The more relevant precedent is the 1968 statute distributing the proceeds of the award based on the breach of the 1818 treaty, ante, at 88. All Delawares, including the Kansas Delawares, who traced their ancestry *96to membership in the tribe in 1818, participated in that award. That award, like this one, but unlike the 1904 appropriation, was in satisfaction of an Indian Claims Commission judgment. Thus the more recent and more relevant congressional precedent supports inclusion of the Kansas Delawares, not exclusion.

The fact that the legislative action under review is the culmination of a quasi-judicial proceeding brought on behalf of the entire class distinguishes this legislation from policy decisions of general applicability. Cf. Eastlake v. Forest City Enterprises, Inc., 426 U. S. 668, 680 (1976) (Stevens, J., dissenting). Moreover, “ ‘Congress’ unique obligation toward the Indians,’ ” ante, at 85, surely includes a special responsibility to deal fairly with similarly situated Indians.

Cf. Mathews v. Diaz, 426 U. S. 67, 82-84; Louisville Gas Co. v. Coleman, 277 U. S. 32, 41 (Holmes, J., dissenting).
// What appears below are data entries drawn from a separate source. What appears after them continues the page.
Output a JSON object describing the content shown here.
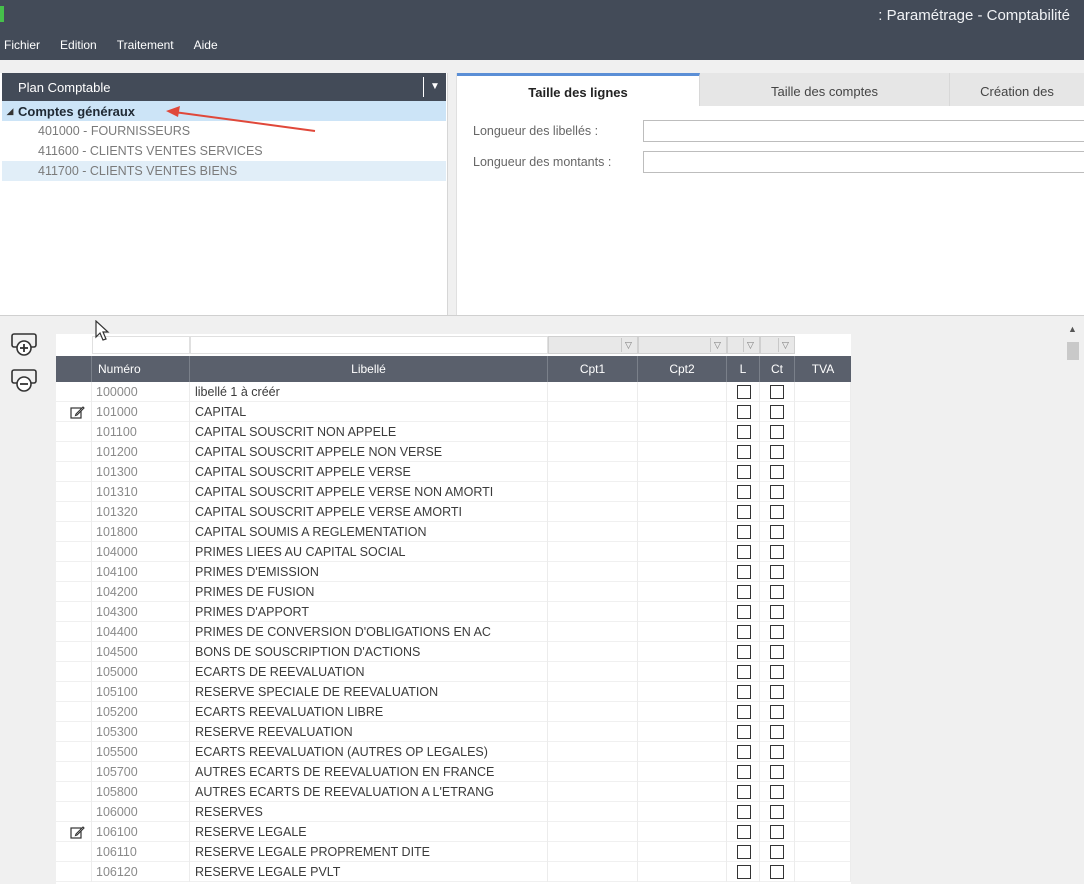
{
  "window": {
    "title": ": Paramétrage - Comptabilité"
  },
  "menu": [
    "Fichier",
    "Edition",
    "Traitement",
    "Aide"
  ],
  "tree": {
    "header": "Plan Comptable",
    "root": "Comptes généraux",
    "children": [
      "401000 - FOURNISSEURS",
      "411600 - CLIENTS VENTES SERVICES",
      "411700 - CLIENTS VENTES BIENS"
    ],
    "selected_index": 2
  },
  "tabs": [
    {
      "label": "Taille des lignes",
      "active": true
    },
    {
      "label": "Taille des comptes",
      "active": false
    },
    {
      "label": "Création des",
      "active": false
    }
  ],
  "fields": [
    {
      "label": "Longueur des libellés :",
      "value": ""
    },
    {
      "label": "Longueur des montants :",
      "value": ""
    }
  ],
  "grid": {
    "columns": [
      "Numéro",
      "Libellé",
      "Cpt1",
      "Cpt2",
      "L",
      "Ct",
      "TVA"
    ],
    "rows": [
      {
        "num": "100000",
        "lib": "libellé 1 à créér",
        "edit": false
      },
      {
        "num": "101000",
        "lib": "CAPITAL",
        "edit": true
      },
      {
        "num": "101100",
        "lib": "CAPITAL SOUSCRIT NON APPELE",
        "edit": false
      },
      {
        "num": "101200",
        "lib": "CAPITAL SOUSCRIT APPELE NON VERSE",
        "edit": false
      },
      {
        "num": "101300",
        "lib": "CAPITAL SOUSCRIT APPELE VERSE",
        "edit": false
      },
      {
        "num": "101310",
        "lib": "CAPITAL SOUSCRIT APPELE VERSE NON AMORTI",
        "edit": false
      },
      {
        "num": "101320",
        "lib": "CAPITAL SOUSCRIT APPELE VERSE AMORTI",
        "edit": false
      },
      {
        "num": "101800",
        "lib": "CAPITAL SOUMIS A REGLEMENTATION",
        "edit": false
      },
      {
        "num": "104000",
        "lib": "PRIMES LIEES AU CAPITAL SOCIAL",
        "edit": false
      },
      {
        "num": "104100",
        "lib": "PRIMES D'EMISSION",
        "edit": false
      },
      {
        "num": "104200",
        "lib": "PRIMES DE FUSION",
        "edit": false
      },
      {
        "num": "104300",
        "lib": "PRIMES D'APPORT",
        "edit": false
      },
      {
        "num": "104400",
        "lib": "PRIMES DE CONVERSION D'OBLIGATIONS EN AC",
        "edit": false
      },
      {
        "num": "104500",
        "lib": "BONS DE SOUSCRIPTION D'ACTIONS",
        "edit": false
      },
      {
        "num": "105000",
        "lib": "ECARTS DE REEVALUATION",
        "edit": false
      },
      {
        "num": "105100",
        "lib": "RESERVE SPECIALE DE REEVALUATION",
        "edit": false
      },
      {
        "num": "105200",
        "lib": "ECARTS REEVALUATION LIBRE",
        "edit": false
      },
      {
        "num": "105300",
        "lib": "RESERVE REEVALUATION",
        "edit": false
      },
      {
        "num": "105500",
        "lib": "ECARTS REEVALUATION (AUTRES OP LEGALES)",
        "edit": false
      },
      {
        "num": "105700",
        "lib": "AUTRES ECARTS DE REEVALUATION EN FRANCE",
        "edit": false
      },
      {
        "num": "105800",
        "lib": "AUTRES ECARTS DE REEVALUATION A L'ETRANG",
        "edit": false
      },
      {
        "num": "106000",
        "lib": "RESERVES",
        "edit": false
      },
      {
        "num": "106100",
        "lib": "RESERVE LEGALE",
        "edit": true
      },
      {
        "num": "106110",
        "lib": "RESERVE LEGALE PROPREMENT DITE",
        "edit": false
      },
      {
        "num": "106120",
        "lib": "RESERVE LEGALE PVLT",
        "edit": false
      }
    ]
  },
  "icons": {
    "add_row": "add-row-icon",
    "remove_row": "remove-row-icon",
    "edit": "pencil-icon",
    "cursor": "mouse-cursor-icon"
  },
  "colors": {
    "titlebar": "#434b58",
    "grid_header": "#5a606c",
    "selection": "#cce4f7",
    "annotation": "#e0483a",
    "accent_tab": "#5b8fd6"
  }
}
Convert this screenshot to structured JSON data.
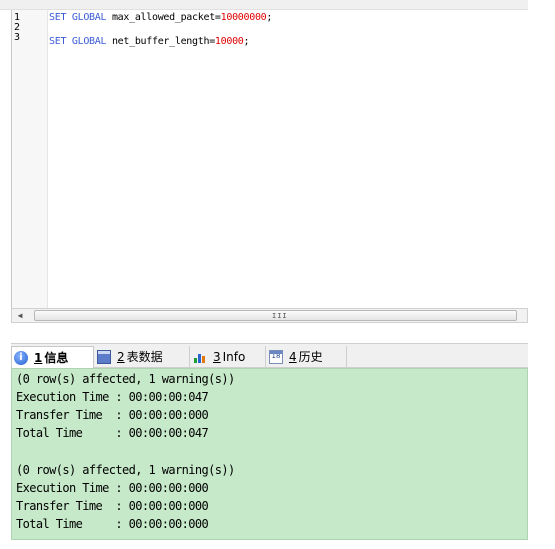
{
  "editor": {
    "line_numbers": [
      "1",
      "2",
      "3"
    ],
    "lines": [
      {
        "kw": "SET GLOBAL",
        "ident": " max_allowed_packet=",
        "num": "10000000",
        "end": ";"
      },
      {
        "kw": "",
        "ident": "",
        "num": "",
        "end": ""
      },
      {
        "kw": "SET GLOBAL",
        "ident": " net_buffer_length=",
        "num": "10000",
        "end": ";"
      }
    ]
  },
  "scrollbar": {
    "left_arrow": "◀",
    "grip": "III"
  },
  "tabs": [
    {
      "number": "1",
      "label": "信息",
      "icon": "info-icon"
    },
    {
      "number": "2",
      "label": "表数据",
      "icon": "table-data-icon"
    },
    {
      "number": "3",
      "label": "Info",
      "icon": "chart-info-icon"
    },
    {
      "number": "4",
      "label": "历史",
      "icon": "history-calendar-icon"
    }
  ],
  "calendar_icon_text": "18",
  "output": {
    "lines": [
      "(0 row(s) affected, 1 warning(s))",
      "Execution Time : 00:00:00:047",
      "Transfer Time  : 00:00:00:000",
      "Total Time     : 00:00:00:047",
      "",
      "(0 row(s) affected, 1 warning(s))",
      "Execution Time : 00:00:00:000",
      "Transfer Time  : 00:00:00:000",
      "Total Time     : 00:00:00:000"
    ]
  },
  "colors": {
    "keyword": "#3b5bd6",
    "number": "#e00000",
    "output_bg": "#c6e9c9"
  }
}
See Mathews v. Lucas, 427 U. S. 495, 516; Weinberger v. Wiesenfeld, 420 U. S. 636, 648 n. 16; Flemming v. Nestor, 363 U. S. 603, 611; cf. McDonald v. Board of Election Comm’rs, 394 U. S. 802, 809; Baker v. Carr, 369 U. S. 186, 226; Royster Guano Co. v. Virginia, 253 U. S. 412, 415-416.

Although I am indebted to Professor Linde for the phrase, I cannot fairly claim that my conclusion is compelled by the analysis in his illuminating article, Due Process of Lawmaking, 55 Neb. L. Rev. 197 (1976).